I came across the phrase in this article, Polishing the Gems Who Are Alzheimer’s Patients, by Serena Gordon in HealthDay Reporter. It’s about how difficult it can be for caregivers to be able to understand, and hence deal with, the mental state of their patients.
“Resistance to care.” I’m very familiar with it, and I’m one of the lucky ones: my Mom has the means to afford the care she needs. “Resistance to care” is woefully inadequate to describe the fight my Mom and I had when she needed to see a dentist. One of the worst fights I ever had with her. She was seeing a new dentist for the first time, and the dentist’s office needed some basic medical background information that neither Mom nor I knew off-hand. When I tried to contact her internist’s office for the information, Mom threw what would politely be described as a Category 10 hissy fit. She utterly refused to allow me to call the doctor’s office. Apparently the doctor’s ‘nice’ receptionist had retired, and been replaced with a ‘mean’ and ‘incapable’ one. My Mom thought that because the new secretary wasn’t as good as the old one, the doctor would have to get involved (I don’t understand by what logic my Mom came to that conclusion), and she simply would not allow me to disturb the doctor.
Oy vey. So we got into a huge shouting match. I begged, I pleaded, I got on my knees. (Really, I did.) To no avail. This was before I fully realized my Mom had Alzheimer’s. I’m pretty sure I was in denial; though to be fair I can’t really tell the difference between denial and hope in a situation like this. I’m pretty ashamed of my behavior, of being so angry with her.
Yet even after it was clear that my Mom had a serious case of Alzheimer’s, we’d get into fights. In the early days after her diagnosis, she was still pretty self-sufficient, as far as getting dressed, going to the toilet, basic stuff like that.
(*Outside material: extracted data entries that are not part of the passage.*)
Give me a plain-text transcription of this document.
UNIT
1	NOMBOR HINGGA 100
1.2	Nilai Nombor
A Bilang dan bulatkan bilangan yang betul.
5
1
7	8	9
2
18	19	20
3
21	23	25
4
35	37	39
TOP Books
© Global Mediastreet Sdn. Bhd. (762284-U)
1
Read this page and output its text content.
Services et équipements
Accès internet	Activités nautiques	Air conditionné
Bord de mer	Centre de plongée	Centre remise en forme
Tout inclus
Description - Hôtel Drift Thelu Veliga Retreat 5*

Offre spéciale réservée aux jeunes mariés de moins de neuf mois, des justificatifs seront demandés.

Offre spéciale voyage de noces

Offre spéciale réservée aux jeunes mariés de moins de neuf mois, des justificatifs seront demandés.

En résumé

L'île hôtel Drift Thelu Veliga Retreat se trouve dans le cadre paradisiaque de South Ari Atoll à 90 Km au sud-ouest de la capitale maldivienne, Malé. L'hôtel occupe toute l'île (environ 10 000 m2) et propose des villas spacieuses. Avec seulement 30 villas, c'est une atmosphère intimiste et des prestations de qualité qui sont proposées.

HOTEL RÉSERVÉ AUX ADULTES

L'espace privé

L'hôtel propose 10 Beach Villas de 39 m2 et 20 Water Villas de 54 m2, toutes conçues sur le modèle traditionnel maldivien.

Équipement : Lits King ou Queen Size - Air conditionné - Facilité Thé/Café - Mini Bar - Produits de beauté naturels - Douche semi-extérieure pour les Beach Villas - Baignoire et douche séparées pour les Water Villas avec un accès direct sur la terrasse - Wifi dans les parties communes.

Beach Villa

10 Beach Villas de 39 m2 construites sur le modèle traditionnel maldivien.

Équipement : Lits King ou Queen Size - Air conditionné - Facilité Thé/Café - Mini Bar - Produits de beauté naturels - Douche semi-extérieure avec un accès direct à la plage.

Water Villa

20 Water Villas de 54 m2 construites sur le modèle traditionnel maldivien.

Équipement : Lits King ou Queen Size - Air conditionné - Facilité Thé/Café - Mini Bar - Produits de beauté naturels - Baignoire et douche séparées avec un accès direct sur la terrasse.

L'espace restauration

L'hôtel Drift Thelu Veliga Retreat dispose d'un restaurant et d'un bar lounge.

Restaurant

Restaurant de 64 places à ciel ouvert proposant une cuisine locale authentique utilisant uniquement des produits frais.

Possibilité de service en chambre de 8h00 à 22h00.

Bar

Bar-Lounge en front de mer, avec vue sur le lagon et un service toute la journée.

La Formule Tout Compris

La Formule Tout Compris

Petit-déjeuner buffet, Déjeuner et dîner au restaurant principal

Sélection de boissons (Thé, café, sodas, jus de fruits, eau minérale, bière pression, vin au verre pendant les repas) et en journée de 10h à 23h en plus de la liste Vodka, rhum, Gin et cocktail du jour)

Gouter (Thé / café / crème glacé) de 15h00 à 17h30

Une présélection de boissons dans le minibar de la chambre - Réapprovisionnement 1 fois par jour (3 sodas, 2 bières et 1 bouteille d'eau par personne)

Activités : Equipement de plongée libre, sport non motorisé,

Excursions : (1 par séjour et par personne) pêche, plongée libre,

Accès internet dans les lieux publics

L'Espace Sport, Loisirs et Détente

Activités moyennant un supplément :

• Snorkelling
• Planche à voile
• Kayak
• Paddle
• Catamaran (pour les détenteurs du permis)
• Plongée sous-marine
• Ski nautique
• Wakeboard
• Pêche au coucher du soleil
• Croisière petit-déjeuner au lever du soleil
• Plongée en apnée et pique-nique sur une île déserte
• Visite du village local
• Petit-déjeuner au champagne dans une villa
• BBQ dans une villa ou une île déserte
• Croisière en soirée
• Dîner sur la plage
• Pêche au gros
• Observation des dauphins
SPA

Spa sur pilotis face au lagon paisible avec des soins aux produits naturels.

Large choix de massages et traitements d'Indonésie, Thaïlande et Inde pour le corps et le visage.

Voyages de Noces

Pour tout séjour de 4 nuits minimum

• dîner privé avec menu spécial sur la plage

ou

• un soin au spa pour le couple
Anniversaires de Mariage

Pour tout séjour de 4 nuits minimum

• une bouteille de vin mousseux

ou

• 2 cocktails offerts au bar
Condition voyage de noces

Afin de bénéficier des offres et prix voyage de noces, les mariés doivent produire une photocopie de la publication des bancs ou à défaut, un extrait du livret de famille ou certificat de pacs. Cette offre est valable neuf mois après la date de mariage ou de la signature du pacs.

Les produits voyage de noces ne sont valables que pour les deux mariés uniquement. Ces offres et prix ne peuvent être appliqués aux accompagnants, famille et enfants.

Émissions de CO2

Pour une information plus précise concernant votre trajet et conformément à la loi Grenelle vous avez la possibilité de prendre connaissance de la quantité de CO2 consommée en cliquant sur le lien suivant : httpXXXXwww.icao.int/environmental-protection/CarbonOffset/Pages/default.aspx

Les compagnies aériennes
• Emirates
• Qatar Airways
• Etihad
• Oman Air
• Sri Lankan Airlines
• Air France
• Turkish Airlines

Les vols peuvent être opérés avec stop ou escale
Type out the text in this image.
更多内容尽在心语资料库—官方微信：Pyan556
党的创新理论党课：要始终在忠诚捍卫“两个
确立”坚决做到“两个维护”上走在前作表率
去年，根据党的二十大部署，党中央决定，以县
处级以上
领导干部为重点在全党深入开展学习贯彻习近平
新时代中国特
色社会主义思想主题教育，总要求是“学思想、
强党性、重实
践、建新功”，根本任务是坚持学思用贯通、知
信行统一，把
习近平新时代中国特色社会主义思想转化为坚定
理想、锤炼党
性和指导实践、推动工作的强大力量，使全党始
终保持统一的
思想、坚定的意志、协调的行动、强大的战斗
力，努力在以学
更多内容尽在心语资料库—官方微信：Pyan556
But she would get lost in the neighborhood, dangerously fail to respect ‘don’t walk’ signs when crossing streets, and so on. Most importantly, she couldn’t competently walk her dog, who as a headstrong dog with some bad habits, required a firm hand on the leash that Mom couldn’t provide. So my siblings and I arranged for some additional dog walking services. That did not go over well!
It’s actually hard for me to remember those episodes when we fought about the dog-walking. They were so ugly and shameful I’ve done my best to forget them. Even though I had learned very quickly that anger never worked, and had switched to pleading, coaxing and begging, Mom was so excruciatingly intransigent. Ms Gordon’s article hits the bulls-eye: what was hard for me to realize that my Mom’s disease not only diminished her ability to handle walking the dog, but it also prevented her from being aware of that. A heart-attack victim knows they need to be careful exerting themselves, but an Alzheimer’s patient doesn’t know their abilities are diminishing.
In an ironic twist, my siblings and I never actually dared tell Mom she had Alzheimer’s. Practically all my life – almost as early as I can remember – Mom has been convinced she had the disease. She was pathologically afraid of it; perhaps because her father had suffered dementia, probably Alzheimer’s, and perhaps as a scientist, her sense of self was utterly intertwined with her intellect. So we dreaded even breathing the word ‘Alzheimer’s’ anywhere near her. That fear may not have been unreasonable. Many times she’d talked about committing suicide if she started to show symptoms of it. But I wonder now if it would have made any difference had we. Would she have killed herself? Unlikely, but she had an iron will; if she really wanted to, she would. Would it have made her more cooperative? I doubt it – for the same reason.
Eventually, Mom stopped being so uncooperative. My sister figured out why. As the disease progressed, Mom would have periods of relative lucidity, when she’d have a pretty good idea of why we were trying to intervene in her life. In those periods, she’d fight to reassert her control over her life. And I do mean fight. All the sharp kitchen utensils – forks, knives, scissors, and so on, had to be hidden, since Mom had been known to brandish them at the caregivers. She’d also broken a table to use the leg as a club, and tried to hit my sister with a chair! But at other times, when she was less lucid, she wouldn’t feel threatened by that loss of control, and wasn’t so combative.
Perhaps the most horrible thing about that period was catching myself feeling grateful that her disease was getting worse, since she was so much easier to deal with. I feel like I die a little inside every time I remember that.